I see my baby girl in the face of every child detained at our border. I hurt for the mothers, the women who make up the core of these arrivals. I understand what drove them here. I can't imagine the peril they faced on their journey or the uncertainty they now live.

No matter the lethal narrative characterizing these families as leaches and opportunists, a mother's gut knows this can't be driven by economics alone. This onslaught is fueled by a mother's ferocity to save her babies. Can you imagine what it would take to send your child off to another land knowing full well the perils of such a journey. The threat at home must be profound for any mother to take such action.

America is the biggest consumer of the drugs and trafficking in Central America which is now ripping apart their world and driving families to our gates. We are complicit in this tragedy. We can't absorb all these immigrants, but we can have a policy representative of the values and ideals of this great nation to receive and process their dreams and desperation in a careful, organized and compassionate way.

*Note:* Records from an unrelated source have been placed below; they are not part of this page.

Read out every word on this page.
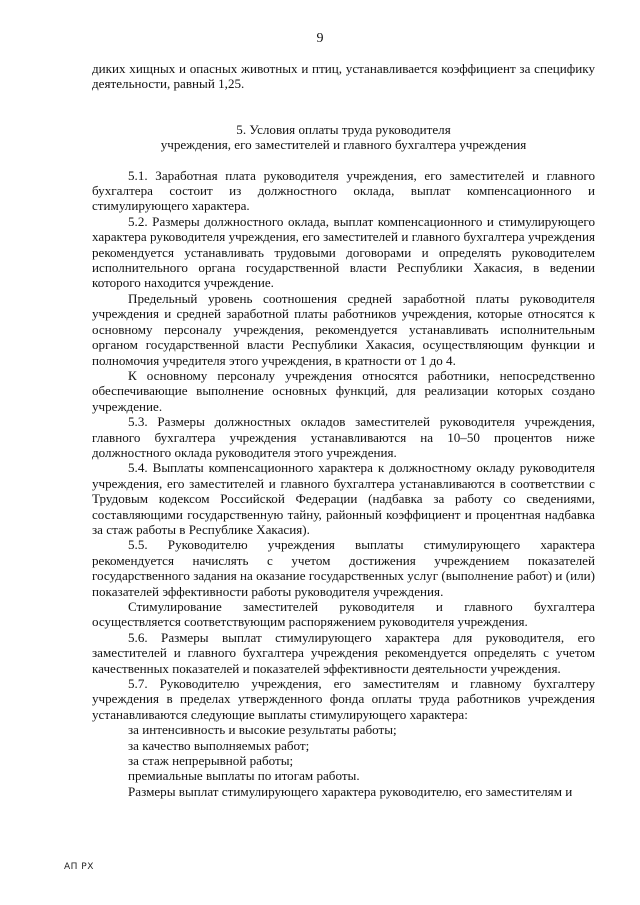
9

диких хищных и опасных животных и птиц, устанавливается коэффициент за специфику деятельности, равный 1,25.

5. Условия оплаты труда руководителя
учреждения, его заместителей и главного бухгалтера учреждения

5.1. Заработная плата руководителя учреждения, его заместителей и главного бухгалтера состоит из должностного оклада, выплат компенсационного и стимулирующего характера.

5.2. Размеры должностного оклада, выплат компенсационного и стимулирующего характера руководителя учреждения, его заместителей и главного бухгалтера учреждения рекомендуется устанавливать трудовыми договорами и определять руководителем исполнительного органа государственной власти Республики Хакасия, в ведении которого находится учреждение.

Предельный уровень соотношения средней заработной платы руководителя учреждения и средней заработной платы работников учреждения, которые относятся к основному персоналу учреждения, рекомендуется устанавливать исполнительным органом государственной власти Республики Хакасия, осуществляющим функции и полномочия учредителя этого учреждения, в кратности от 1 до 4.

К основному персоналу учреждения относятся работники, непосредственно обеспечивающие выполнение основных функций, для реализации которых создано учреждение.

5.3. Размеры должностных окладов заместителей руководителя учреждения, главного бухгалтера учреждения устанавливаются на 10–50 процентов ниже должностного оклада руководителя этого учреждения.

5.4. Выплаты компенсационного характера к должностному окладу руководителя учреждения, его заместителей и главного бухгалтера устанавливаются в соответствии с Трудовым кодексом Российской Федерации (надбавка за работу со сведениями, составляющими государственную тайну, районный коэффициент и процентная надбавка за стаж работы в Республике Хакасия).

5.5. Руководителю учреждения выплаты стимулирующего характера рекомендуется начислять с учетом достижения учреждением показателей государственного задания на оказание государственных услуг (выполнение работ) и (или) показателей эффективности работы руководителя учреждения.

Стимулирование заместителей руководителя и главного бухгалтера осуществляется соответствующим распоряжением руководителя учреждения.

5.6. Размеры выплат стимулирующего характера для руководителя, его заместителей и главного бухгалтера учреждения рекомендуется определять с учетом качественных показателей и показателей эффективности деятельности учреждения.

5.7. Руководителю учреждения, его заместителям и главному бухгалтеру учреждения в пределах утвержденного фонда оплаты труда работников учреждения устанавливаются следующие выплаты стимулирующего характера:

за интенсивность и высокие результаты работы;

за качество выполняемых работ;

за стаж непрерывной работы;

премиальные выплаты по итогам работы.

Размеры выплат стимулирующего характера руководителю, его заместителям и

АП РХ
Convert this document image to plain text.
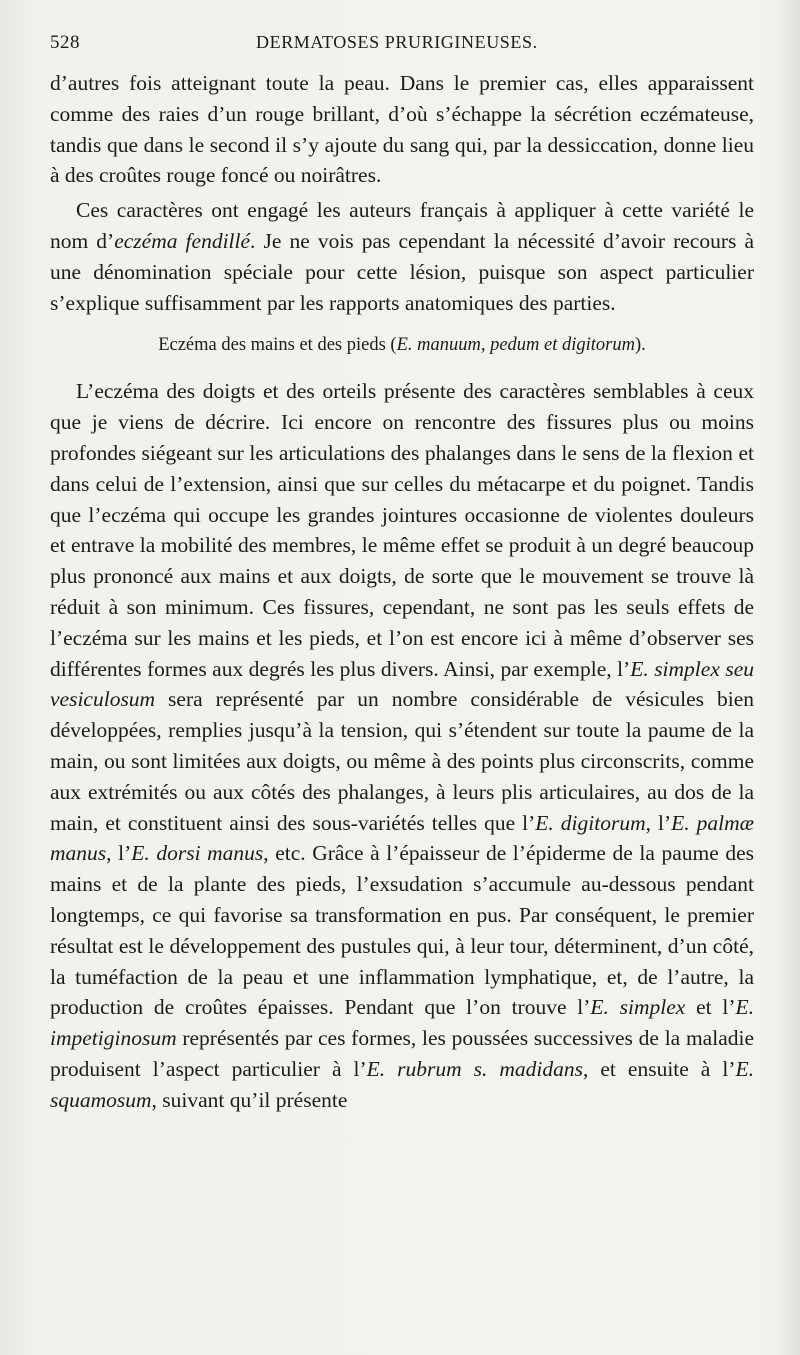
528	DERMATOSES PRURIGINEUSES.

d’autres fois atteignant toute la peau. Dans le premier cas, elles apparaissent comme des raies d’un rouge brillant, d’où s’échappe la sécrétion eczémateuse, tandis que dans le second il s’y ajoute du sang qui, par la dessiccation, donne lieu à des croûtes rouge foncé ou noirâtres.

Ces caractères ont engagé les auteurs français à appliquer à cette variété le nom d’eczéma fendillé. Je ne vois pas cependant la nécessité d’avoir recours à une dénomination spéciale pour cette lésion, puisque son aspect particulier s’explique suffisamment par les rapports anatomiques des parties.

Eczéma des mains et des pieds (E. manuum, pedum et digitorum).

L’eczéma des doigts et des orteils présente des caractères semblables à ceux que je viens de décrire. Ici encore on rencontre des fissures plus ou moins profondes siégeant sur les articulations des phalanges dans le sens de la flexion et dans celui de l’extension, ainsi que sur celles du métacarpe et du poignet. Tandis que l’eczéma qui occupe les grandes jointures occasionne de violentes douleurs et entrave la mobilité des membres, le même effet se produit à un degré beaucoup plus prononcé aux mains et aux doigts, de sorte que le mouvement se trouve là réduit à son minimum. Ces fissures, cependant, ne sont pas les seuls effets de l’eczéma sur les mains et les pieds, et l’on est encore ici à même d’observer ses différentes formes aux degrés les plus divers. Ainsi, par exemple, l’E. simplex seu vesiculosum sera représenté par un nombre considérable de vésicules bien développées, remplies jusqu’à la tension, qui s’étendent sur toute la paume de la main, ou sont limitées aux doigts, ou même à des points plus circonscrits, comme aux extrémités ou aux côtés des phalanges, à leurs plis articulaires, au dos de la main, et constituent ainsi des sous-variétés telles que l’E. digitorum, l’E. palmæ manus, l’E. dorsi manus, etc. Grâce à l’épaisseur de l’épiderme de la paume des mains et de la plante des pieds, l’exsudation s’accumule au-dessous pendant longtemps, ce qui favorise sa transformation en pus. Par conséquent, le premier résultat est le développement des pustules qui, à leur tour, déterminent, d’un côté, la tuméfaction de la peau et une inflammation lymphatique, et, de l’autre, la production de croûtes épaisses. Pendant que l’on trouve l’E. simplex et l’E. impetiginosum représentés par ces formes, les poussées successives de la maladie produisent l’aspect particulier à l’E. rubrum s. madidans, et ensuite à l’E. squamosum, suivant qu’il présente
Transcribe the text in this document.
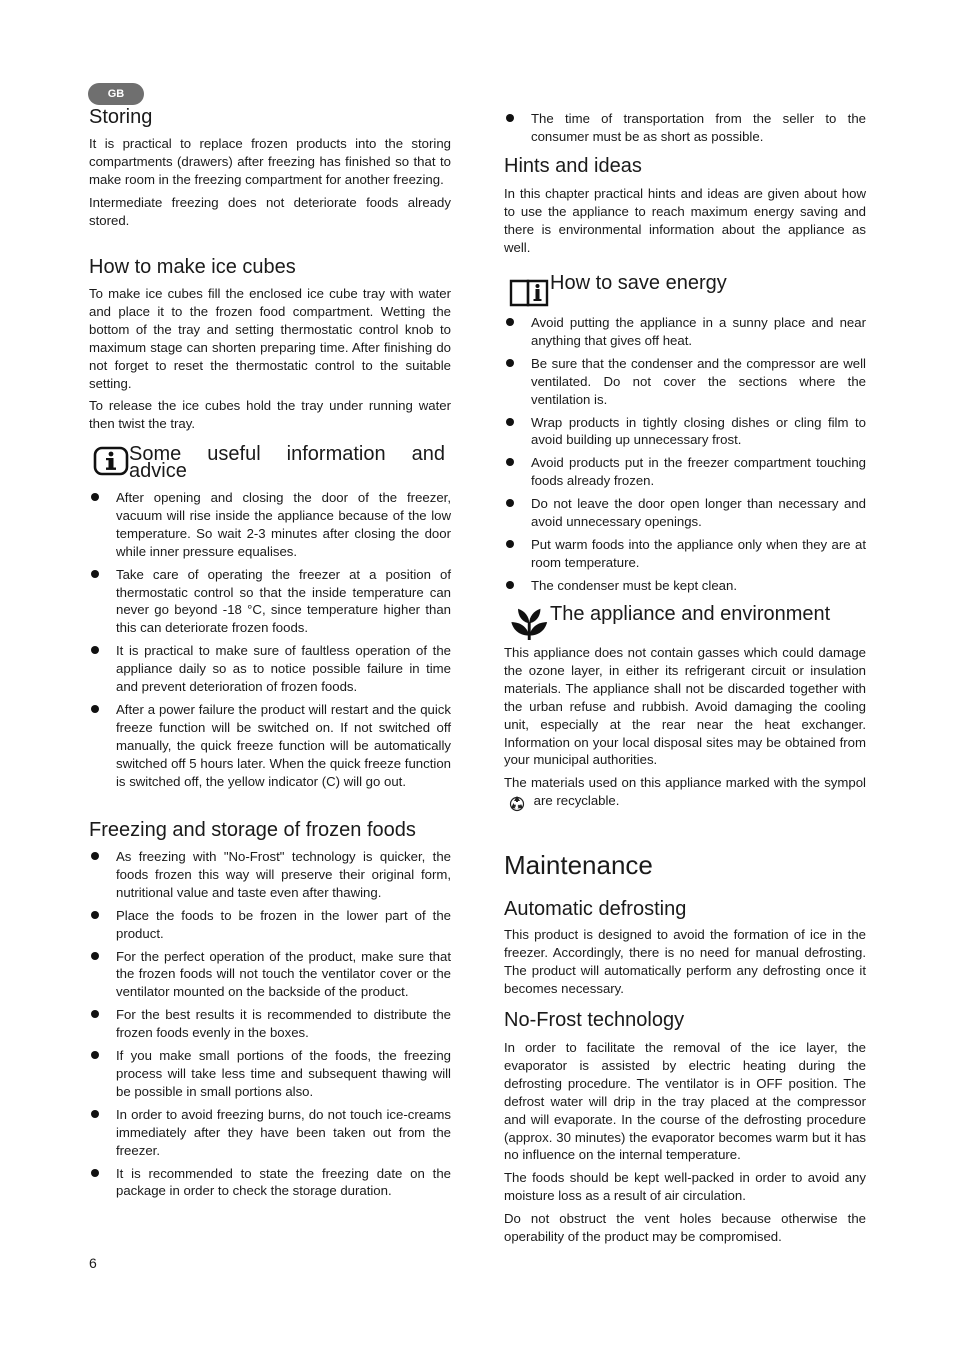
GB
Storing

It is practical to replace frozen products into the storing compartments (drawers) after freezing has finished so that to make room in the freezing compartment for another freezing.

Intermediate freezing does not deteriorate foods already stored.

How to make ice cubes

To make ice cubes fill the enclosed ice cube tray with water and place it to the frozen food compartment. Wetting the bottom of the tray and setting thermostatic control knob to maximum stage can shorten preparing time. After finishing do not forget to reset the thermostatic control to the suitable setting.

To release the ice cubes hold the tray under running water then twist the tray.

Some useful information and advice
After opening and closing the door of the freezer, vacuum will rise inside the appliance because of the low temperature. So wait 2-3 minutes after closing the door while inner pressure equalises.
Take care of operating the freezer at a position of thermostatic control so that the inside temperature can never go beyond -18 °C, since temperature higher than this can deteriorate frozen foods.
It is practical to make sure of faultless operation of the appliance daily so as to notice possible failure in time and prevent deterioration of frozen foods.
After a power failure the product will restart and the quick freeze function will be switched on. If not switched off manually, the quick freeze function will be automatically switched off 5 hours later. When the quick freeze function is switched off, the yellow indicator (C) will go out.
Freezing and storage of frozen foods
As freezing with "No-Frost" technology is quicker, the foods frozen this way will preserve their original form, nutritional value and taste even after thawing.
Place the foods to be frozen in the lower part of the product.
For the perfect operation of the product, make sure that the frozen foods will not touch the ventilator cover or the ventilator mounted on the backside of the product.
For the best results it is recommended to distribute the frozen foods evenly in the boxes.
If you make small portions of the foods, the freezing process will take less time and subsequent thawing will be possible in small portions also.
In order to avoid freezing burns, do not touch ice-creams immediately after they have been taken out from the freezer.
It is recommended to state the freezing date on the package in order to check the storage duration.
6
The time of transportation from the seller to the consumer must be as short as possible.
Hints and ideas

In this chapter practical hints and ideas are given about how to use the appliance to reach maximum energy saving and there is environmental information about the appliance as well.

How to save energy
Avoid putting the appliance in a sunny place and near anything that gives off heat.
Be sure that the condenser and the compressor are well ventilated. Do not cover the sections where the ventilation is.
Wrap products in tightly closing dishes or cling film to avoid building up unnecessary frost.
Avoid products put in the freezer compartment touching foods already frozen.
Do not leave the door open longer than necessary and avoid unnecessary openings.
Put warm foods into the appliance only when they are at room temperature.
The condenser must be kept clean.
The appliance and environment

This appliance does not contain gasses which could damage the ozone layer, in either its refrigerant circuit or insulation materials. The appliance shall not be discarded together with the urban refuse and rubbish. Avoid damaging the cooling unit, especially at the rear near the heat exchanger. Information on your local disposal sites may be obtained from your municipal authorities.

The materials used on this appliance marked with the sympol  are recyclable.

Maintenance
Automatic defrosting

This product is designed to avoid the formation of ice in the freezer. Accordingly, there is no need for manual defrosting. The product will automatically perform any defrosting once it becomes necessary.

No-Frost technology

In order to facilitate the removal of the ice layer, the evaporator is assisted by electric heating during the defrosting procedure. The ventilator is in OFF position. The defrost water will drip in the tray placed at the compressor and will evaporate. In the course of the defrosting procedure (approx. 30 minutes) the evaporator becomes warm but it has no influence on the internal temperature.

The foods should be kept well-packed in order to avoid any moisture loss as a result of air circulation.

Do not obstruct the vent holes because otherwise the operability of the product may be compromised.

We can't disassociate ourselves from "them" or dehumanize "them" any longer. We are intertwined. We mothers in America entrust immigrant mothers to care for our kids, clean our homes, pick our vegetables and serve our meals, while their kids are left alone. We experience their sacrifice daily and benefit through their service.

Surely witnessing children in crisis on our borders will awaken a new understanding. You would think it would fuel immediate action on reform at last. But even the mass killing of innocent 6 year olds at Sandy Hook didn't budge the political lock on gun control either. There were not enough mothers at that table clearly.

Let this serve as a clarion call to women of both parties. We know when children are at risk, motherhood transcends the politics. We are called on now to raise our voices.

We must elevate this discussion. A humanitarian crisis with children at the core, is playing out before us and we must weigh in.

There are 75 million mothers in the U.S., all of whom influence 85 percent of household purchases. That is 2.1 trillion in annual spending. Surely that is enough to sway votes if we engage.

I ask women and mothers of all parties to join forces in solidarity. Raise your voices to force the passage of responsible Immigration Reform now. Leverage your buying power. Organize. Rally. Hold your legislators responsible. Break this deadlock.

We are the ones who must re-frame this debate. The lives of women, children and families hang in the balance. We have been left out of this conversation too long.